The Guadalajara-born McLaren Formula One Racing Team driver, who will be hoping to have a car capable of winning his home race after a lackluster season for the British team this year, told reporters at the Italian Grand Prix that it would be huge.
A draft calendar circulated to teams before the race at Monza, Italy had a record 21 rounds and had Mexico listed for a November 9th date, the week before the US Grand Prix in Austin, Texas, subject to track approval. If all twenty-one races do go ahead, the 2014 season would be the busiest in Formula One history.

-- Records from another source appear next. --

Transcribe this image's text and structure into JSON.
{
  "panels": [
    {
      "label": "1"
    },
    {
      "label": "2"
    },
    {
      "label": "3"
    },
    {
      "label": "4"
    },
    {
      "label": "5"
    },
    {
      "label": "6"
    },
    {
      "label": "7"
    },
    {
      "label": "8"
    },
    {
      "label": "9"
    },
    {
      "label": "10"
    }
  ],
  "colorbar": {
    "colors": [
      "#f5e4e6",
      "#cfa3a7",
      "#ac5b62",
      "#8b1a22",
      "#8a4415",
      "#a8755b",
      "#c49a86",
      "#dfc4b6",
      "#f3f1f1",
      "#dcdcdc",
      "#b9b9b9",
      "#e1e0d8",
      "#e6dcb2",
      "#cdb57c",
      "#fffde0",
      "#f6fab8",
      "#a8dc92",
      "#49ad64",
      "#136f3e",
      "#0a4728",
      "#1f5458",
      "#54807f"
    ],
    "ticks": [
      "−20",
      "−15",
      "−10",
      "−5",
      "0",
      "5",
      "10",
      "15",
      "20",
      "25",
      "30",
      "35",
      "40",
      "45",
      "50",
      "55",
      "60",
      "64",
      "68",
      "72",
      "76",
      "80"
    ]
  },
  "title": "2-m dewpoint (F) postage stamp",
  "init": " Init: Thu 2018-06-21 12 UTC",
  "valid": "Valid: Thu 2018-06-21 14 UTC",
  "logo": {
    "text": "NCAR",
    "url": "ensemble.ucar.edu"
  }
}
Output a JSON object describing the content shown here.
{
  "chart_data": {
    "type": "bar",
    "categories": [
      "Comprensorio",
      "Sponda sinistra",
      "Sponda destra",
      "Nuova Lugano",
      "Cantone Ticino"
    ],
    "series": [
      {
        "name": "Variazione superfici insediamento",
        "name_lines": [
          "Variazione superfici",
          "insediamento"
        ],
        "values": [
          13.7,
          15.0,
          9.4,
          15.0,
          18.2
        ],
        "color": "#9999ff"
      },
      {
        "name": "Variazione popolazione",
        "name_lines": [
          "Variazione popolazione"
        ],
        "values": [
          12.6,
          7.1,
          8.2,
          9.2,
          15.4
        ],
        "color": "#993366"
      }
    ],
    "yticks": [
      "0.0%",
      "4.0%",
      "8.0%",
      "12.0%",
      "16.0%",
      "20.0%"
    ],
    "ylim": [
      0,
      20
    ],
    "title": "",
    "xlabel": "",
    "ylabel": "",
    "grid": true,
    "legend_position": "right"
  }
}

Mexico is taking an increasing interest in Formula One, with telecommunications giant Telmex, which is owned by the world’s richest man Carlos Slim, throwing millions at the sport. Telmex helped to bankroll the careers of Perez and also Esteban Gutierrez, who is now with Sauber Motorsports, a Swiss Formula One team.
“I’m very excited. It’s not confirmed yet, it’s just a pre-calendar but I feel there are very big chances now of this happening,” Perez said. “It will be great for my country, great for the sport. Formula One will be amazed how popular this grand prix can become… it will be huge for Formula One as a sport to go there.”
Mexico last hosted a grand prix at the Autodromo Hermanos Rodriguez in 1992, when Nigel Mansell was triumphant for Williams who were a top team in those days.
They have scored just one point this season, however, and that is not the only way in which the sport’s landscape has changed with venues like Russia and India opening up.
He said he had been kept abreast of developments in Mexico City and was there a few weeks ago to watch his brother race.
“I know how good the racetrack is,” Perez said. “Obviously they need to rebuild it but there is time enough. I really hope for the good of the sport and my country that it happens.”
The Mexican reckoned a few flat-out months of work would be required to upgrade the pit and paddock facilities but the layout was good.
“Looking at it, they have to change the pits to make them proper for Formula One, improve a few corners maybe and apart from that it’s just a matter of time what they can do,” he said. “But I think they don’t have to do big things for the racetrack to be ready.”
The organizers of the United States Grand Prix in Austin might be less thrilled with Mexico’s return, or at least the timing of it. Around 50,000 Mexicans crossed the border to attend last year’s inaugural race in Austin, but they may be less inclined to do so next year with the Mexican race slated for the weekend before Texas.